Why make wakeup imprecise by default? The slop allows for some coalescing of nearby (in time) events into a single wakeup, saving power[0]. This article provides some figures that give a good intuition for why this might work: https://arstechnica.com/gadgets/2013/06/how-os-x-mavericks-w...

See also: tickless kernels in general[1]; FreeBSD switched to a tickless kernel with coalescing about 5.5 years ago[2].

[0]: https://en.wikipedia.org/wiki/Timer_coalescing

[1]: https://en.wikipedia.org/wiki/Tickless_kernel

[2]: https://svnweb.freebsd.org/base?view=revision&revision=24777...

2 comments

Yes it's true. This kernel has no tick.
"Well, that's what I heard!"
I agree that this can be beneficial, but do any BSDs support any laptop hardware as easily or as well as Linux does? Even assuming that hardware support is there, does the battery life even compare well to Linux on the same hardware, let alone Windows 10?

If one of the best kept secrets of open source is that some BSD somewhere has great hardware support and battery life better than Windows and Linux... that would be awesome!

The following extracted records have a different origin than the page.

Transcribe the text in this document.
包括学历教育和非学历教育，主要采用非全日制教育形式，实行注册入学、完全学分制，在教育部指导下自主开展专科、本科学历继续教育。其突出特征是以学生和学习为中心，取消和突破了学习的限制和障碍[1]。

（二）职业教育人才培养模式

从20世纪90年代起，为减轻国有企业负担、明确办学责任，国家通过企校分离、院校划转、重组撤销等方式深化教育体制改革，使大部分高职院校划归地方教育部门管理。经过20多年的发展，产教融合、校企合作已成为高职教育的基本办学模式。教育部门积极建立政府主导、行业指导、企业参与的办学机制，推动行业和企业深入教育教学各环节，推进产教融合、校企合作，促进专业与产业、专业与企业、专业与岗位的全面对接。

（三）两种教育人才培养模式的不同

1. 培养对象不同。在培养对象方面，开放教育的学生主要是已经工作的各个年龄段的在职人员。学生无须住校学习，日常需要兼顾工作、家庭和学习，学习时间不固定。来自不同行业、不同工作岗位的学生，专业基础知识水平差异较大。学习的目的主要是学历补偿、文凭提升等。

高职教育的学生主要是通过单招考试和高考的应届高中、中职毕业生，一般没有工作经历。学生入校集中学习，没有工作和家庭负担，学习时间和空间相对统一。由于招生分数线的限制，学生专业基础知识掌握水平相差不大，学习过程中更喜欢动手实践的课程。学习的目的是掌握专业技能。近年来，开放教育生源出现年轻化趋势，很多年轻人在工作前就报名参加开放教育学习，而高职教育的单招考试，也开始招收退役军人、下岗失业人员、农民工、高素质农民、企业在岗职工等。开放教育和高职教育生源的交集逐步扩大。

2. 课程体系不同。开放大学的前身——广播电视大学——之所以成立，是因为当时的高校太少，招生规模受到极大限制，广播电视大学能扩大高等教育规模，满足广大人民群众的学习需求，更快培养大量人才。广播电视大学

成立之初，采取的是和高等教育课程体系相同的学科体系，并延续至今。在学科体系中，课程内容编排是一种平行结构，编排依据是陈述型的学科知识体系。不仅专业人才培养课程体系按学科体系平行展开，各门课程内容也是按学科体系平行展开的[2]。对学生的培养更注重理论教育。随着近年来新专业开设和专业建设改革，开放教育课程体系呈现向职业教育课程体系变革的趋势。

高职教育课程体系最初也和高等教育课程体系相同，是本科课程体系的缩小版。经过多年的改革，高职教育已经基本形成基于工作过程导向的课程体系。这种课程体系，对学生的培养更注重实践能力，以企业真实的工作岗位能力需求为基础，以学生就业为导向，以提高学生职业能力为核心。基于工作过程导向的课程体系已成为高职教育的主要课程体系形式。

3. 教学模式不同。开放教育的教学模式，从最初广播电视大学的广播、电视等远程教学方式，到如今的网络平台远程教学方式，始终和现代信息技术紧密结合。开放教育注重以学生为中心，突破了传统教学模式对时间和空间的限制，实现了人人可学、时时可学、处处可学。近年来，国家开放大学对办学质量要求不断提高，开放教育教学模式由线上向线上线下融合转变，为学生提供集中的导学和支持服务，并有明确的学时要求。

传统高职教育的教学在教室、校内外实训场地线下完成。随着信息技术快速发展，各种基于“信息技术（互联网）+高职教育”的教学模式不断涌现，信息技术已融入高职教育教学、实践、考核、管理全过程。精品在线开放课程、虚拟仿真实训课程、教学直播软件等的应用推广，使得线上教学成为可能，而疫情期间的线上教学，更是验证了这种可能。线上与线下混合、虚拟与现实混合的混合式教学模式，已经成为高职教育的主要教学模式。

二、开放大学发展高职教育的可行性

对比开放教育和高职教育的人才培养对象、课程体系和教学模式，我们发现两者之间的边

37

To answer the broad question, yes, some BSDs (FreeBSD) support some laptop hardware[0] as well as Linux does. And yes, the battery life is comparable. FreeBSD has good support for idling in C-states, which is where most of your CPU power saving comes from; support for setting and managing P-states (which no longer have much impact on modern Intel CPUs, but mattered historically) via e.g., "powerd;" and support for wifi power saving modes and screen dimming (other big power draws).

The question that was sort of implied but not directly asked might be: if you pick a random laptop, do I think it's likely a BSD will support it better than Linux? And there I think the honest answer is "no." Linux definitely has an advantage in breadth of driver coverage.

In many ways FreeBSD is a well-kept "secret," but it's not a panacea.